Imagine that a foreign entity has gotten inside you. At a certain moment in your life, the entity took complete control of your body. It changed your name and appearance, infused you with new abilities, and uprooted you from your place in the world. A few friends and family remain in your life, but they don't seem to notice the change. And actually, you know none of this because the entity has banished your mind to some desolate nether plane. You have effectively become a brain in a vat, one with no connection to any stimuli.
Question: Is the person walking around in the real world still you?
Now let's say your situation changes. People have begun to notice something odd about your old body. Too much silence, too many clipped sentences. They're even starting to question details of your personal history. The entity realizes that people are on to it, so it decides to let you back in. It restores your family name and connections. Instead of controlling your body completely, it simply issues instructions. In many cases, the instructions must be carried out exactly, but in some there is leeway to speak and act in ways not intended by your master.
Consider the question again. Is the person you?
In both cases, I think the answer is obvious. In the first, the person isn't you, but the entity inhabiting your body. In the second, I think you'll agree that the person walking around is you. It may be you under the influence of the entity, but it's still you.
The point of all this, as you may have realized by now, is to illustrate how the switch to a Mass Effect-style protagonist in Dragon Age 2 impacts the relationship between player and PC. In my little thought experiment, the players are the entities - the ones who are no longer adopting another identity, but rather guiding one along. In Dragon Age 2, the player will no longer select the exact words spoken by the PC, but rather pick from a list of short phrases on a dialogue wheel. The fully voiced PC - which, in another switch from the original game, must be a human with the surname of Hawke - then speaks a longer line of dialogue with embellishments (and personality) added.
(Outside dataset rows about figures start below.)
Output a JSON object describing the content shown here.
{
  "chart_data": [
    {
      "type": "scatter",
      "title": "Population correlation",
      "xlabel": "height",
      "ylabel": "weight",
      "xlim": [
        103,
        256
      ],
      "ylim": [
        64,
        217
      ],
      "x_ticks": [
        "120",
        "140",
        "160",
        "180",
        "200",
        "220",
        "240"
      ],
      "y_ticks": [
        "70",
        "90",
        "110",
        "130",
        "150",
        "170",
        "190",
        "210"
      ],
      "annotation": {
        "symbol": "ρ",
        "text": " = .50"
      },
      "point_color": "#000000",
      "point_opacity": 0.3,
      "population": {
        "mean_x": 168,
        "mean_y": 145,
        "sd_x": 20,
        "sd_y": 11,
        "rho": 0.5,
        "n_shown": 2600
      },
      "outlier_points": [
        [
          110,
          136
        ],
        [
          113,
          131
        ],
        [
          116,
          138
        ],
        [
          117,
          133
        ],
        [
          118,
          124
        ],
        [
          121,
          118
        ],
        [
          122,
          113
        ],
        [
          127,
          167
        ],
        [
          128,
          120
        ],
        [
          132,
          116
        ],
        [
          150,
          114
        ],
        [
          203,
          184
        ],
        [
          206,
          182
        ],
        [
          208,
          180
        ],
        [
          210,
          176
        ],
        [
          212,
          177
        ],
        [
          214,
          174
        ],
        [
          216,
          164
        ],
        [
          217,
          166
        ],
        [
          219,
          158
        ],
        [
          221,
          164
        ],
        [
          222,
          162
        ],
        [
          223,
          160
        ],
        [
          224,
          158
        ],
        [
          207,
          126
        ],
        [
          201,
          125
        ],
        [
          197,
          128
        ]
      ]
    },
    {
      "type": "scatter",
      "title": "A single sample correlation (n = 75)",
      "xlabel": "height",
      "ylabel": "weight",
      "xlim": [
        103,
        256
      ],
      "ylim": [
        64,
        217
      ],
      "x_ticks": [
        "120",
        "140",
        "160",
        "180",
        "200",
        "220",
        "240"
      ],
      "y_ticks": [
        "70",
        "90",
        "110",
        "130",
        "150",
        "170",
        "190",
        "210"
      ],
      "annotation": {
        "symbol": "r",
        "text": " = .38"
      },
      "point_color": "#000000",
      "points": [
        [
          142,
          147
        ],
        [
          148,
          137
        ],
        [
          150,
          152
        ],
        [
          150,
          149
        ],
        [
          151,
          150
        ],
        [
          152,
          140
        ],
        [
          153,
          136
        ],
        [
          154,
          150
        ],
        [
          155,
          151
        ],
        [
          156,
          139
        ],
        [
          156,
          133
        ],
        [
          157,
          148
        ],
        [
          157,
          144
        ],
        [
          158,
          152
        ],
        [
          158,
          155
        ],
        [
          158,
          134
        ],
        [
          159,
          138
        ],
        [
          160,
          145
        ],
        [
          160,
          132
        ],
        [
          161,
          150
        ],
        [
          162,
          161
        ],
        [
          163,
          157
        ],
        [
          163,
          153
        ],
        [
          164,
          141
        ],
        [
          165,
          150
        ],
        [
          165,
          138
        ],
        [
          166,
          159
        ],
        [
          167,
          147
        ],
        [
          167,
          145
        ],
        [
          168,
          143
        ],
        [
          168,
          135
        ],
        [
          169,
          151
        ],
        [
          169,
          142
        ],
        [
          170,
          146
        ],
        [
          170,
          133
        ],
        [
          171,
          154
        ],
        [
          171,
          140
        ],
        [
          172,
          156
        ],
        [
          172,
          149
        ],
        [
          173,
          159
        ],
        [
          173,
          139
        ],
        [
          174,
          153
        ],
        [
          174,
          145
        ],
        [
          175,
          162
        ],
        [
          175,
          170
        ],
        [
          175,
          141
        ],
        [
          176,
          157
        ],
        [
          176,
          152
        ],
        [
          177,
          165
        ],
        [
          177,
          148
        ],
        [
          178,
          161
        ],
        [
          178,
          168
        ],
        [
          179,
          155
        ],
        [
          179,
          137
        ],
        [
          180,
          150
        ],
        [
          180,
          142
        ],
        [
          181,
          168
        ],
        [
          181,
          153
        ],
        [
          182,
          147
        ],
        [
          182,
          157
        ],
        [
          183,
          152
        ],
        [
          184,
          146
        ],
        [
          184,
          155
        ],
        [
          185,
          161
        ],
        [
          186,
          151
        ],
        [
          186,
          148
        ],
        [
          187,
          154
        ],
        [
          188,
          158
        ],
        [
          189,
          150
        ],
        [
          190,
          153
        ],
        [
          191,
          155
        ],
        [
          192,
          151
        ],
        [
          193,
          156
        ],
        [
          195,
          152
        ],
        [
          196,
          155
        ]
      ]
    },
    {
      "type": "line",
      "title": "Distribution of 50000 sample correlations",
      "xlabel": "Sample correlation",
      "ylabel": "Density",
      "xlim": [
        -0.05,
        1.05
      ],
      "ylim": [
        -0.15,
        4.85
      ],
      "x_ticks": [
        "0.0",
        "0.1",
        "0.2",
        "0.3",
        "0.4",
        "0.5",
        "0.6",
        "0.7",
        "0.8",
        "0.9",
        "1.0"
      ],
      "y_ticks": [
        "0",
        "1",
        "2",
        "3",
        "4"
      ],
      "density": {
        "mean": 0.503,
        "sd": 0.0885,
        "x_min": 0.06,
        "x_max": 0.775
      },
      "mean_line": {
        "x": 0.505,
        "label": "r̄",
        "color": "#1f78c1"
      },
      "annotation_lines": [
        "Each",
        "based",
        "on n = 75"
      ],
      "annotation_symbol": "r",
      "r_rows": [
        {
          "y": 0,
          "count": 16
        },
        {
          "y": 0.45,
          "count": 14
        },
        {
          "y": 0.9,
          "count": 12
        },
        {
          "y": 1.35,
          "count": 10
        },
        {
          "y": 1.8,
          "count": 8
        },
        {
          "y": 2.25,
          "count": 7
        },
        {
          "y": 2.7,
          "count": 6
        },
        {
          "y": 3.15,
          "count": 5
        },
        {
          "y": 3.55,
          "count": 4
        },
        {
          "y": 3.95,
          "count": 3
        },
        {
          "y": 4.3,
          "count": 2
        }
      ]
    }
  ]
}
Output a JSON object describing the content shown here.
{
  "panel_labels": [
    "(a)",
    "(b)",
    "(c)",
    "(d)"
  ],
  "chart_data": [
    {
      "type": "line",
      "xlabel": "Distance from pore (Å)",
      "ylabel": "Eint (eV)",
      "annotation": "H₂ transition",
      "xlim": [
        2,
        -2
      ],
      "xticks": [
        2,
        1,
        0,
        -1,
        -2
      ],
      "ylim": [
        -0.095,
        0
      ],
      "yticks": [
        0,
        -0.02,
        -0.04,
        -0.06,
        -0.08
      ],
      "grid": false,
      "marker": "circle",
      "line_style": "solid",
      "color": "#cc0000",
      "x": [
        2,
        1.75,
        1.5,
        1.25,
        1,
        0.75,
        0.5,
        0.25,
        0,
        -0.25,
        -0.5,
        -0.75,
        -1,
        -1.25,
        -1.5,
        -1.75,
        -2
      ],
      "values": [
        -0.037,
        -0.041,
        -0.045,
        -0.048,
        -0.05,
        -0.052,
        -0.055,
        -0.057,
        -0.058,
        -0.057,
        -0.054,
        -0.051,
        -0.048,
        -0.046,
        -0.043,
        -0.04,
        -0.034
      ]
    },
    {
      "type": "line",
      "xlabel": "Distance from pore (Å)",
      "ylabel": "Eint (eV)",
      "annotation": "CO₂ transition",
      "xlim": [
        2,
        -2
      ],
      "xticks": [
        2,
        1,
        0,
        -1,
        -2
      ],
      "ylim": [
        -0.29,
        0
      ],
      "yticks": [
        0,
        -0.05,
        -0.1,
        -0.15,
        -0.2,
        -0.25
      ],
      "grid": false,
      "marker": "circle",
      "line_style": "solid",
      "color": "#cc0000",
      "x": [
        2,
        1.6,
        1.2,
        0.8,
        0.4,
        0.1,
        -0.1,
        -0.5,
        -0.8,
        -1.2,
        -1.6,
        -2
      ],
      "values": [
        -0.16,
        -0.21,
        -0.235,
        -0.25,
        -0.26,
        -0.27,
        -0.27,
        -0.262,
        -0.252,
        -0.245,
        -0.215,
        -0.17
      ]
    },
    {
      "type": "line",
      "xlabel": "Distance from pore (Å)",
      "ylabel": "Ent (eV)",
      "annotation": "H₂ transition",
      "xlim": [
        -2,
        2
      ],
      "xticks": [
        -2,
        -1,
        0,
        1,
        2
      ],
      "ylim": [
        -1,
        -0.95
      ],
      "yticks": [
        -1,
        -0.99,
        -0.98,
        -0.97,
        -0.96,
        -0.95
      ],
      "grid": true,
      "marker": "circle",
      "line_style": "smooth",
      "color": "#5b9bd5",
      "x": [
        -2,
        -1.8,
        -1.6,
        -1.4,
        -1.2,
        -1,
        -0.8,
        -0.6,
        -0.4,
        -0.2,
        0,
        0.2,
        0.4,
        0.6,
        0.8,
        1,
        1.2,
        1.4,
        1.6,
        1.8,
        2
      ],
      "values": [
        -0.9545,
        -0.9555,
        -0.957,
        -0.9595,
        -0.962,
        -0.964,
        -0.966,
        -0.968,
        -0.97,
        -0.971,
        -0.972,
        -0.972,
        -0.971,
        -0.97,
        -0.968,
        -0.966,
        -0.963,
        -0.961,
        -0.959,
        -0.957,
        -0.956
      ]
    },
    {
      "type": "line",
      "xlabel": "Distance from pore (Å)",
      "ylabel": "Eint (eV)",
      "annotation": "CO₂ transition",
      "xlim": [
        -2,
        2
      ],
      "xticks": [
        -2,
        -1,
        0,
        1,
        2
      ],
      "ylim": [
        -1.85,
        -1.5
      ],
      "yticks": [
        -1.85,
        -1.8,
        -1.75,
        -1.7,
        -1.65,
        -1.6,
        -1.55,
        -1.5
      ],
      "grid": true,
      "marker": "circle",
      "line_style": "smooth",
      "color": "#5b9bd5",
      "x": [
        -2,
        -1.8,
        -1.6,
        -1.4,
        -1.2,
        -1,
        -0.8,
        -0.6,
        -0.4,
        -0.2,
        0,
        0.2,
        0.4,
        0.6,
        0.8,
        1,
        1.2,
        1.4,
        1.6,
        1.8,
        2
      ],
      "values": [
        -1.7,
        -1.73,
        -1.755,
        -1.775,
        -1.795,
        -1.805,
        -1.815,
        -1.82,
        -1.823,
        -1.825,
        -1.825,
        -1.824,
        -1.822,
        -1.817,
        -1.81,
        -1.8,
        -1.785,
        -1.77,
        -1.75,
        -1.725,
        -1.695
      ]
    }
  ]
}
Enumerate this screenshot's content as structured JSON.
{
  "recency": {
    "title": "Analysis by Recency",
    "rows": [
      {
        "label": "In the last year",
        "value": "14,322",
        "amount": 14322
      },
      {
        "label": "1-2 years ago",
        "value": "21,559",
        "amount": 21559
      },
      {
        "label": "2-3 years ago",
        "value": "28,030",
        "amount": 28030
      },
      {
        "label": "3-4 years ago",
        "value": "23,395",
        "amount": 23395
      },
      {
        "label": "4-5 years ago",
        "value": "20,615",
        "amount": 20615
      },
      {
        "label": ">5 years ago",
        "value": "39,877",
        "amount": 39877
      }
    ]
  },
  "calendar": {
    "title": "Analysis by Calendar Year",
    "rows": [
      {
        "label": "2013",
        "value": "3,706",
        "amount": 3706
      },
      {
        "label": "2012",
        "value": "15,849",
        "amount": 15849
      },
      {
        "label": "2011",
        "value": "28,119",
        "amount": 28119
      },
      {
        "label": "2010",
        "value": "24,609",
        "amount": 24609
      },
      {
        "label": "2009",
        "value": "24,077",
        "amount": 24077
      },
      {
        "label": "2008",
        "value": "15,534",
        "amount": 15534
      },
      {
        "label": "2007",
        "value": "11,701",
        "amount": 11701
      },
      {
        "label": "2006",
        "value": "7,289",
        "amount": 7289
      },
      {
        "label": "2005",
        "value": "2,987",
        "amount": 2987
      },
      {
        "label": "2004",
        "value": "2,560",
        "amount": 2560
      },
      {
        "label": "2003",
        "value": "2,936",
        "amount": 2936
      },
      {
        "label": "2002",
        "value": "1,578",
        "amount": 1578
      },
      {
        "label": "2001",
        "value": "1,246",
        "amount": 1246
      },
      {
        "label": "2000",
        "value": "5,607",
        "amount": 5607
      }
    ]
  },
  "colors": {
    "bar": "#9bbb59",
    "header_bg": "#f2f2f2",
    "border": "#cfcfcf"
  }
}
You may love this or hate it, but you can't deny that it's a major change. It's the difference between being a demon possessing someone's body, and a devil sitting on someone's shoulder. We players get to decide whether we want to sit on a female shoulder or a male shoulder, a mage shoulder or a rogue shoulder, a shoulder that bears the weight of a staff or a sword - but ultimately, that shoulder is not ours.
The standard complaint about the Mass Effect approach is that the PC's dialogue doesn't always match what the player intended. This is inevitable, as the phrases on the dialogue wheel are very brief and prone to ambiguity. However, even if the PC's dialogue always matched the player's intent, the fully voiced PC still wouldn't belong to the player. The core issue is the fact that the PC is saying (and doing, to the extent that action takes place in dialogue) things outside of the player's consciousness.
Consider how you might tell a joke in an RPG. In a traditional conversation system, you would see the entire text of the joke as a dialogue option. You might not have ever heard the joke in real life, but seeing it displayed before you pretty accurately simulates the memory of it. It's there, in your head, whether you decide to tell the joke or not.
In the new, Mass Effect approach, you might see something like "Tell joke" on the dialogue wheel. You don't know what the actual joke is about until you select the option. Then you passively listen as the character tells the joke, perhaps cringing if it's a bad one, laughing if it's a good one, or blushing if it's a dirty one. But whatever the reaction, there's a sense of distance between you and the PC, who knows something you don't.
All of this leads to the question of whether Dragon Age 2 even is an RPG. After all, most video games cast you in a particular role, but that doesn't make them roleplaying games. Some would say the defining trait of an RPG is level and stat progression (which Dragon Age 2 has). Others, however, would say it's all about owning your character.
There's an obvious solution here, which is to provide players with a configuration option to display the full text of PC dialogue. However, if Bioware wanted to do that, Dragon Age 2 would have been the perfect release for it. The criticism has been around since the original Mass Effect, and Dragon Age players seem more likely than others to want the old system because it's what they're used to. I could be wrong, but if providing the option wasn't in the plan for Dragon Age 2, I don't see it being added later.
Besides, it's not just about the dialogue wheel. Other changes in Dragon Age 2 point to a different direction for the series - one that's closer to the Mass Effect model than a traditional fantasy roleplaying game. For better or worse, Hawke is the new Shepard, and the player is along for the ride. Let's hope that shoulder is comfortable.